There is nothing particularly remarkable about the three-story brick structure, which resembles dozens of Philadelphia warehouses. But the Corners had a knack for self-promotion, and soon began using the building as a canvas to advertise their business. The walls are inscribed with lists of their products: rope, canvas covers, boat and ship supplies, blasting materials. “We buy old rope,” one of the signs declares.

Pedestrian and truck traffic were constant along Delaware Avenue. The sprawling Jack Frost Sugar Refinery — now SugarHouse Casino — was across the street from the Corners’ warehouse. Before the construction of I-95 in the ‘60s, the area between Girard and Delaware Avenues was packed tight with rowhouses, and Fishtowners would have been able to walk easily to the docks.

But even before the highway cut a swath through the neighborhood, there were signs that the heyday of Fishtown’s docklands was passing. Cramp Shipyard shut down in 1947 and other factories were dying off. After Edward L. Corner died in 1955, the family seems to have lost interest in the rag business. In 1960, the surviving Corners sold the building to the Scandinavian Ship Supply Co. That didn’t last, and the building ended up as a furniture warehouse.

As the waterfront declined, so did the Edward Corner building. Hopes for a renovation rose when the developer Michael Samschick acquired the building in the early 2000s. Instead, the Corner warehouse languished while he put his efforts into renovating the nearby Ajax Metal Factory, now the home of the Fillmore music hall.

Even after Beisert succeeded in getting the building historic status in 2015, it looked as if the sagging warehouse might not survive. Arguing that the building was too expensive to renovate on its own, Samschick persuaded the Historical Commission in 2017 to allow him to add three more floors for apartments.

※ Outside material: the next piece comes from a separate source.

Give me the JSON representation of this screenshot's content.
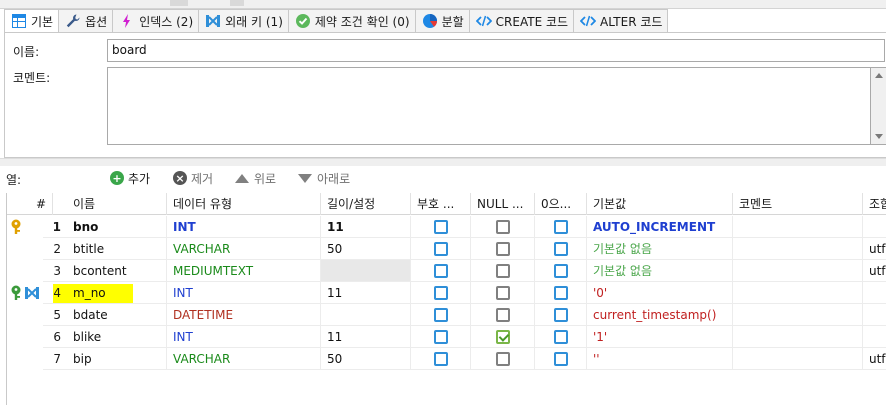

Nothing happened. Instead, the warehouse sat empty until Streamline, a Philadelphia real estate developer, acquired it, with the aim of turning it into the company’s headquarters. Work is now underway, and Streamline vice president Steve Kosloski said he is determined to hold the company Christmas party there.

It will take careful construction to shore up the 17-inch-thick, load-bearing brick walls, while preserving Edward Corner’s signature feature, its faded ghost signs. Since the warehouse is a protected building, Historical Commission staff will be overseeing the renovation, which has been designed by Harman Deutsch Ohler Architecture. At this point, the plan is to leave the painted signs as is and repoint the bricks with a complementary mortar, much as the firm did at MilkBoy on Chestnut Street.

Much like the famous PSFS lights on top of the Loews Hotel, the Corner building’s phantom signs serve as evocative memorial to a Philadelphia that no longer exists, but is very much worth remembering.